まず「使用価値(使用することで生じる価値)」と「交換価値(同等の価値のものを別の商品と交換する価値)」というキーワードをおさえておきましょう。

この交換価値は「貨幣」の使用により、商品の価値を数値化できるようになりました。

しかし「労働力」を商品と捉えた際、「余剰価値」が発生するようになります。

例えば、100万円の陶芸作品を1つ作るために資本家は90万円で1ヶ月職人を雇います。

この時、100万円で陶芸作品が売れれば、資本家は10万円の利益を得られます。

資本家はこの「余剰価値」をより得るために、90万円という報酬は変えず、2ヶ月間で2つの陶芸作品を作ってもらうように職人に依頼します。

これは「絶対的剰余価値」を増やしたということです。

もしくは1ヶ月で2つの陶芸作品を作れるように職人に作業スピードを倍にするように依頼し、「相対的剰余価値」を増やすことで「余剰価値」を得ることもできます。

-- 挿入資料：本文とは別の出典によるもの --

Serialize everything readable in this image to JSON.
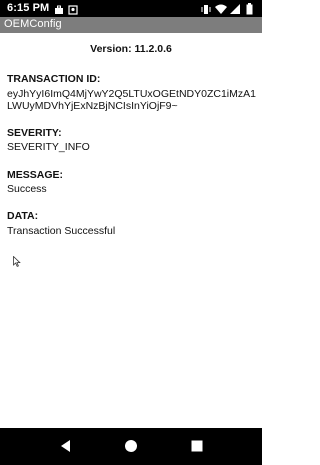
{
  "status_bar": {
    "time": "6:15 PM",
    "left_icons": [
      "suitcase-icon",
      "location-icon"
    ],
    "right_icons": [
      "vibrate-icon",
      "wifi-icon",
      "signal-icon",
      "battery-icon"
    ]
  },
  "app_bar": {
    "title": "OEMConfig"
  },
  "content": {
    "version": "Version: 11.2.0.6",
    "transaction_id_label": "TRANSACTION ID:",
    "transaction_id_value": "eyJhYyI6ImQ4MjYwY2Q5LTUxOGEtNDY0ZC1iMzA1LWUyMDVhYjExNzBjNCIsInYiOjF9~",
    "severity_label": "SEVERITY:",
    "severity_value": "SEVERITY_INFO",
    "message_label": "MESSAGE:",
    "message_value": "Success",
    "data_label": "DATA:",
    "data_value": "Transaction Successful"
  },
  "nav_bar": {
    "buttons": [
      "back-icon",
      "home-icon",
      "recents-icon"
    ]
  }
}
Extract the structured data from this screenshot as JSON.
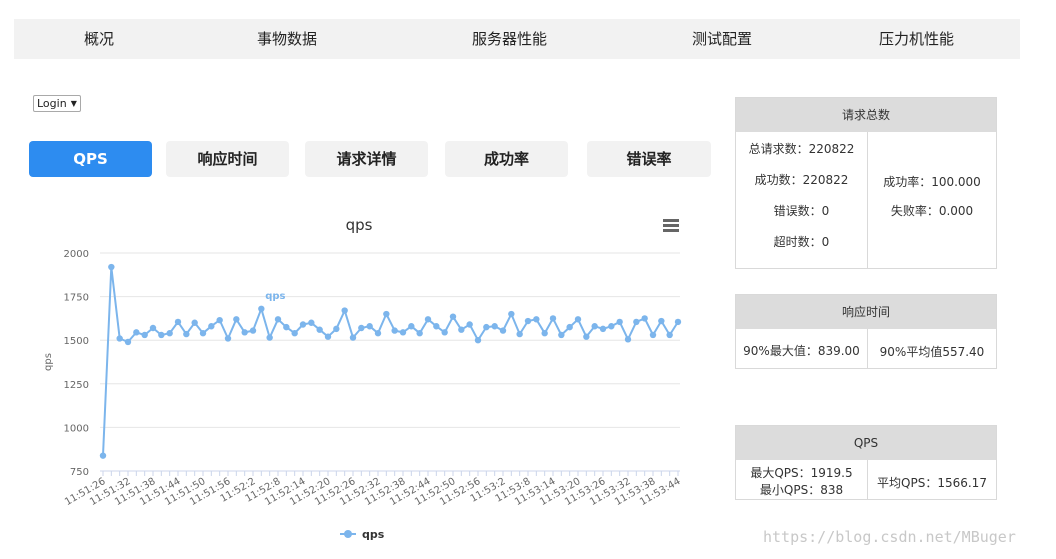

このように、マルクスは労働力の価値が低くなることで、貧富の差が広がることを説明しました。
 

まとめ

今回の記事では、カール・マルクスやフリードリヒ・エンゲルスについて、マルクス主義の定義、マルクス主義を理解する上で重要なキーワードについて紹介しました。

資本主義により資本家と労働者の貧困格差が拡大していくと考えたマルクスは、『資本論』などの著作で資本主義経済を批判しました。

マルクス主義はこういった資本主義への批判などにより支えられた思想で、平等な社会を目指そうとする考え方です。

共産主義や唯物論的歴史観などの概念を理解することで、よりマルクス主義について理解を深められます。